Małgorzata Kaśkiewicz-Borkowska – położna i certyfikowany doradca laktacyjny informuje, że wyciągi z dzikiej róży zaleca się kobietom w okresie ciąży i karmienia, ale także w stanach ogólnego osłabienia i zmęczenia oraz stresu.
– Z dzikiej róży można zrobić konfiturę, której przygotowanie jest bardzo pracochłonne, ponieważ przed ugotowaniem należy wybrać ze środka owocu wszystkie maleńkie pestki.

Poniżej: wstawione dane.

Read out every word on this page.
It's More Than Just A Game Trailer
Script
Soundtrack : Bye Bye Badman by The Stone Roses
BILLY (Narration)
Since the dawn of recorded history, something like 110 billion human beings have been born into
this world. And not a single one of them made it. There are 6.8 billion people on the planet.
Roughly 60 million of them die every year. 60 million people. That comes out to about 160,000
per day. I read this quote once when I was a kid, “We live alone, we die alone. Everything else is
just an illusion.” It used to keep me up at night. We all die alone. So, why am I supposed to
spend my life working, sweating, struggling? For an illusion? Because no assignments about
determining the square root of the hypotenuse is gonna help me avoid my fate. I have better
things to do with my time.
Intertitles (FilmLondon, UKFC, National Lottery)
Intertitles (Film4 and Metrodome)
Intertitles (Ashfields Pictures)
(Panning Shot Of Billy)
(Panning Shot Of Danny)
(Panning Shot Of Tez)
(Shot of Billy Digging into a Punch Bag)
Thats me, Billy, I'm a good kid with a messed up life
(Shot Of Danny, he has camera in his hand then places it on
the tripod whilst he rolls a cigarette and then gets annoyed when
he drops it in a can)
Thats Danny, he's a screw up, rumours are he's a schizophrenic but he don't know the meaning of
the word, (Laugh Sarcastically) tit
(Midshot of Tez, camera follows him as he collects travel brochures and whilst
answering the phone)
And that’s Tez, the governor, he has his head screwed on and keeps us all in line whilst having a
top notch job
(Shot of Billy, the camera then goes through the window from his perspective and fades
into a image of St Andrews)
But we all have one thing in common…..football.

Z owoców dzikiej róży można też zrobić leczniczą nalewkę albo ususzyć całe owoce, a następnie zmielić je na proszek i spożywać trzy razy dziennie po łyżeczce – mówi Małgorzata Kaśkiewicz-Borkowska.
Owoce dzikiej róży są szczególnie cenione ze względu na zawartość witamin, ale zawierają też cenne składniki mineralne, a także mnóstwo substancji aktywnych – nawet 130 różnych dobroczynnych związków – które decydują o prozdrowotnym charakterze tych owoców.
Najcenniejszym składnikiem owoców dzikiej róży jest witamina C – okazuje się, że aby dostarczyć organizmowi tyle witaminy C, ile jest zawarte w 1 kg świeżych owoców dzikiej róży, trzeba by zjeść pięć kg czarnych porzeczek lub… 15 kg cytryn. Dzika róża pomoże dzięki tak dużej zawartości witamin w leczeniu jesiennych infekcji.
– Dzika róża poprawia także pracę mózgu, pomaga też w leczeniu schorzeń dotykających ludzi starszych, jak np. zwyrodnienie stawów i reumatyzm, schorzenia układu sercowo-naczyniowego, zwyrodnienie plamki żółtej czy choroba Alzheimera i demencja – wyjaśnia Małgorzata Kaśkiewicz-Borkowska.
Warto także wiedzieć, że jadalne są nie tylko owoce dzikiej róży, ale i płatki tej rośliny.
– Dawniej wykorzystywano także korzenie dzikiej róży jako środek przeciwko wściekliźnie po ugryzieniu przez psa – dodaje nasza ekspertka i miłośniczka roślin.